Il est bien connu qu’Adam et Eve, le premier homme et la première femme, ont été chassés par Dieu du jardin d’Eden. La raison en est que, sur le conseil du serpent, ils ont croqué la pomme, en fait le fruit de la connaissance du bien et du mal.
Cette origine de l’humanité a été présentée comme une vérité ou un mythe, mais désormais grâce au matérialisme historique, application à l’Histoire du matérialisme dialectique, on peut parfaitement l’analyser.
Le plus simple pour cela est de prendre comment la Bible présente la chose, et d’en expliquer la signification réelle.
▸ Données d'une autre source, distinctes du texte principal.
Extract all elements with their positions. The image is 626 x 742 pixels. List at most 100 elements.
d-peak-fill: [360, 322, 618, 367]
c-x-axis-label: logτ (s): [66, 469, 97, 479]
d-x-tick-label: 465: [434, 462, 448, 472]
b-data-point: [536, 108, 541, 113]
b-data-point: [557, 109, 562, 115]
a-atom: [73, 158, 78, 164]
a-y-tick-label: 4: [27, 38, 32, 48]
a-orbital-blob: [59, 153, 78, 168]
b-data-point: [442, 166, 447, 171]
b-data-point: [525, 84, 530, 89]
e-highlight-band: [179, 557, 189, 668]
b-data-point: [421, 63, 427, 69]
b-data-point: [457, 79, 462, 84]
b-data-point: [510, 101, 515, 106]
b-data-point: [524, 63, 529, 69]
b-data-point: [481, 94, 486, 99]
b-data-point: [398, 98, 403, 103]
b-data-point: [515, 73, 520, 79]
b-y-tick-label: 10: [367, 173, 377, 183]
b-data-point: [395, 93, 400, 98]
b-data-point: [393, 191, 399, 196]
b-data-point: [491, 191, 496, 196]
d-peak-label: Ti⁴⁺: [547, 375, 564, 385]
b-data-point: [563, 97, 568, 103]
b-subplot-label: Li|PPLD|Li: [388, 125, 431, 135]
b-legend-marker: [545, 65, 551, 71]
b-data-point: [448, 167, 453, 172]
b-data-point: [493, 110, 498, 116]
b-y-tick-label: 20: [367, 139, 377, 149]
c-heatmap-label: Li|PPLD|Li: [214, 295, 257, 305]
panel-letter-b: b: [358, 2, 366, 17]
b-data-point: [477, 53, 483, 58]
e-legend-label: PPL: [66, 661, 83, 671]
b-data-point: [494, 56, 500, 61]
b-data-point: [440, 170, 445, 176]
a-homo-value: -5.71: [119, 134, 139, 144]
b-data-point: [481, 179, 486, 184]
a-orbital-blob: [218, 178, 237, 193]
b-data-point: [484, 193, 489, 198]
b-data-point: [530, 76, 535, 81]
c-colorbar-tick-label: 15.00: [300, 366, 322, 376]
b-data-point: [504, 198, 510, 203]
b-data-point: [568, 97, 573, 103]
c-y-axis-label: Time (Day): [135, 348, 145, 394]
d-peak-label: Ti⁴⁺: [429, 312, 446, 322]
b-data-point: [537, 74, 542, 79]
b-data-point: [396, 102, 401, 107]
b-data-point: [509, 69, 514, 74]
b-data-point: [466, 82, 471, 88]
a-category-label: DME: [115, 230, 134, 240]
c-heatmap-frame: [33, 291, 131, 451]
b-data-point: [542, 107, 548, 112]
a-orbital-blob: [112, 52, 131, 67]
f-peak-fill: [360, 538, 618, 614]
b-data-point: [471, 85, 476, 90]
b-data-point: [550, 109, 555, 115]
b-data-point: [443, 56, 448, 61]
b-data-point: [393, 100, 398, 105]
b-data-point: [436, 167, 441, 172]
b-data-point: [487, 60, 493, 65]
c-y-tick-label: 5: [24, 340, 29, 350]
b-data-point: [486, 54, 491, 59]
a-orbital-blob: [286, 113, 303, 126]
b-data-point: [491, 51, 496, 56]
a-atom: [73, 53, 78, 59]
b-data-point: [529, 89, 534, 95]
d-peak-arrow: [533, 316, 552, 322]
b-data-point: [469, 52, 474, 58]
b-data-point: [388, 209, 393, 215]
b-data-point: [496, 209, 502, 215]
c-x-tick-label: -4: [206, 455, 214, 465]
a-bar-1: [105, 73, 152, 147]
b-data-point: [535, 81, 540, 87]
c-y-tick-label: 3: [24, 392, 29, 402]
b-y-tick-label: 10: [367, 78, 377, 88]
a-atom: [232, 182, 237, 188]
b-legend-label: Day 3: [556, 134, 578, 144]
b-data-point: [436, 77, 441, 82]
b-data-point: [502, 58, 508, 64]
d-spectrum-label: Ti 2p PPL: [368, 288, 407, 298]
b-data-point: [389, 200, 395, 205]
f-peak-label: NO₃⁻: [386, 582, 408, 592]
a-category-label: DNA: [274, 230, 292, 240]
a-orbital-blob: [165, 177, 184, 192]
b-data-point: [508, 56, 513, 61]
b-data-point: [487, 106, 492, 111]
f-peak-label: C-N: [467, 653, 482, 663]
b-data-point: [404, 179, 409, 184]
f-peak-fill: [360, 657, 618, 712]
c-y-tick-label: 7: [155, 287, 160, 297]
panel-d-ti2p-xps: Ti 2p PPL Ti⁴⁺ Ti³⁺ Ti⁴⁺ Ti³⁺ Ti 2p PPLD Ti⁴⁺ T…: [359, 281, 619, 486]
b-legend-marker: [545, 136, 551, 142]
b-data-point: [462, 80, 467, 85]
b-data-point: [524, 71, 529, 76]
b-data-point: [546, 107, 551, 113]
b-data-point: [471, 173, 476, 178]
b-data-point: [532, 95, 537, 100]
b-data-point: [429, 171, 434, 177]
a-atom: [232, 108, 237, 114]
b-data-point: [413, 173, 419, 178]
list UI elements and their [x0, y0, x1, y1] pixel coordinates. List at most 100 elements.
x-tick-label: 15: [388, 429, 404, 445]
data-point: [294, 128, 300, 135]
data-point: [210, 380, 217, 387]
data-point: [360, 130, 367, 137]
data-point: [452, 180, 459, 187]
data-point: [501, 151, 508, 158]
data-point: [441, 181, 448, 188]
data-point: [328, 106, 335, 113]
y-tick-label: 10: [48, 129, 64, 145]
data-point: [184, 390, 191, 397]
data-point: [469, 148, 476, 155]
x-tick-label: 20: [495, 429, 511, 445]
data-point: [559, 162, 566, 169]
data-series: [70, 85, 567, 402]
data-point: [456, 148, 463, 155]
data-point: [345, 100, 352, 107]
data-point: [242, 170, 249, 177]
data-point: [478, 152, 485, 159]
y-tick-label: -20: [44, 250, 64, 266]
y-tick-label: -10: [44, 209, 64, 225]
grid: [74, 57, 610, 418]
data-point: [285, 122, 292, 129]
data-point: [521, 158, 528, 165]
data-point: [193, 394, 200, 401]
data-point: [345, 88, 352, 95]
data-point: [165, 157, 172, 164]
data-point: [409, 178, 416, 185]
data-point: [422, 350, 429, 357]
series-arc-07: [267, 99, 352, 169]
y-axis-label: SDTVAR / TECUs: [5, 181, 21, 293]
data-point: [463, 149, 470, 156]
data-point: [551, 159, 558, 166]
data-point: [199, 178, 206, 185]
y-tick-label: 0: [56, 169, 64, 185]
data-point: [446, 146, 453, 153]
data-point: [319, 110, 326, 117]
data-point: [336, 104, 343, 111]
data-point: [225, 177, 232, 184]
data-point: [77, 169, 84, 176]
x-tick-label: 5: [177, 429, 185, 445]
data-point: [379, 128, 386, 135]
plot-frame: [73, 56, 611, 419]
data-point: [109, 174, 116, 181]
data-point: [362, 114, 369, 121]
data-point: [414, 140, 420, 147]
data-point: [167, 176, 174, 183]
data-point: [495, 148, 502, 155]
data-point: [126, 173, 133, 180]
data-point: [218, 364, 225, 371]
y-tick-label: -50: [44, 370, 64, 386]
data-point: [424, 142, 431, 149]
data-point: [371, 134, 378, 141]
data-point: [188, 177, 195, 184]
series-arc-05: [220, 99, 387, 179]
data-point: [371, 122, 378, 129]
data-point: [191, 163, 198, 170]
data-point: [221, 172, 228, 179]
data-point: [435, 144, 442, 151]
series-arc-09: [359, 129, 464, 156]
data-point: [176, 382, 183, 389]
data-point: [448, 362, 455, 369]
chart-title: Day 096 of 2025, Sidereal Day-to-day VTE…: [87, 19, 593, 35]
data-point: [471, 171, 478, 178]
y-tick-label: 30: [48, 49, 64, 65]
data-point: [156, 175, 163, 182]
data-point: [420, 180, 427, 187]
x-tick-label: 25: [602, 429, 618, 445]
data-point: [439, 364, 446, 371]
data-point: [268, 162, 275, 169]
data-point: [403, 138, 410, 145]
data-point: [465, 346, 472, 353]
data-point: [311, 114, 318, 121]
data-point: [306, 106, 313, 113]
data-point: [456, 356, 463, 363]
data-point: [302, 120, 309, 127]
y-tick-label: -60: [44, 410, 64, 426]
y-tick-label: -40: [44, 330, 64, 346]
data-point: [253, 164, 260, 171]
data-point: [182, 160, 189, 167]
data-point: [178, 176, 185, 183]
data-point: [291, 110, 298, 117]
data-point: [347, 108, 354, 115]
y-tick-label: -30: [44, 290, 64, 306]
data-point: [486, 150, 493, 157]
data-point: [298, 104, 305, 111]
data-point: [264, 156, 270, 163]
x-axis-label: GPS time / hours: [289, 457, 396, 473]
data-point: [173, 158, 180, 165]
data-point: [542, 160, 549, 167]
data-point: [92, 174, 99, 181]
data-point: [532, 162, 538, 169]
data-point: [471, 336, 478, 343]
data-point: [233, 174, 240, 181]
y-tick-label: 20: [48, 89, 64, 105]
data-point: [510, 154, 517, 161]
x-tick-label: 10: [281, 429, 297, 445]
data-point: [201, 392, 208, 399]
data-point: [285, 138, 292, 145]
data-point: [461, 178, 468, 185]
Voici ce qu’on lit :
« 1 Le serpent était le plus rusé de tous les animaux des champs, que le SEIGNEUR Dieu avait faits. Il dit à la femme : Dieu a-t-il réellement dit : Vous ne mangerez pas de tous les arbres du jardin ?
2 La femme répondit au serpent : Nous mangeons du fruit des arbres du jardin.
3 Mais quant au fruit de l’arbre qui est au milieu du jardin, Dieu a dit : Vous n’en mangerez point et vous n’y toucherez point, de peur que vous ne mouriez.
4 Alors le serpent dit à la femme : Vous ne mourrez point ;
5 mais Dieu sait que, le jour où vous en mangerez, vos yeux s’ouvriront, et que vous serez comme des dieux, connaissant le bien et le mal. »
La clef de ce passage, c’est lorsque le serpent dit que si on mange de ce fruit défendu, on a les yeux qui s’ouvrent, qu’on connaît le bien et le mal. Il a souvent été pris le texte au pied de la lettre pour tenter de l’expliquer, en disant que c’était une allégorie de la science, ainsi que du libre-arbitre avec la possibilité d’agir bien ou mal, selon.
Ce n’est pas du tout le cas. Le fruit dont il est parlé a en réalité une nature hallucinogène. C’est pour cela qu’il « ouvre les yeux ». Et la connaissance du bien et du mal, c’est d’un côté l’euphorie provoquée par les effets de ce fruit, de l’autre le « bad trip ».
La preuve de cela, c’est qu’Adam et Eve sont le premier homme et la première femme. C’est une chose absurde si on prend cette idée au pied de la lettre, il n’y a pas de premier homme ou de première femme.
Par contre, en tant que reflet dans la pensée d’une réalité, cela s’explique très bien. Dans la société communautaire matriarcale en effet, où les êtres humains vivent en petits groupes sans personnalité séparée, rien ne distingue les différentes personnes à part le sexe. Il y a des hommes et des femmes, c’est la seule différence dans une communauté où tout est partagé, dans une vie collective primitive où la seule différence est que la femme a plus d’importance, car elle donne la vie.
Adam n’est pas le premier homme et Eve n’est pas la première femme : en réalité, Adam représente le genre masculin et Eve représente le genre féminin. Ce sont des êtres génériques, l’homme et la femme comme catégories.
C’est d’ailleurs le sens primordial du terme hébreu אָדָם ou Adam qui signifie l’homme sur le plan de l’espèce, et Éve ou חַוָּה (Hawwah), qui signifie la vie.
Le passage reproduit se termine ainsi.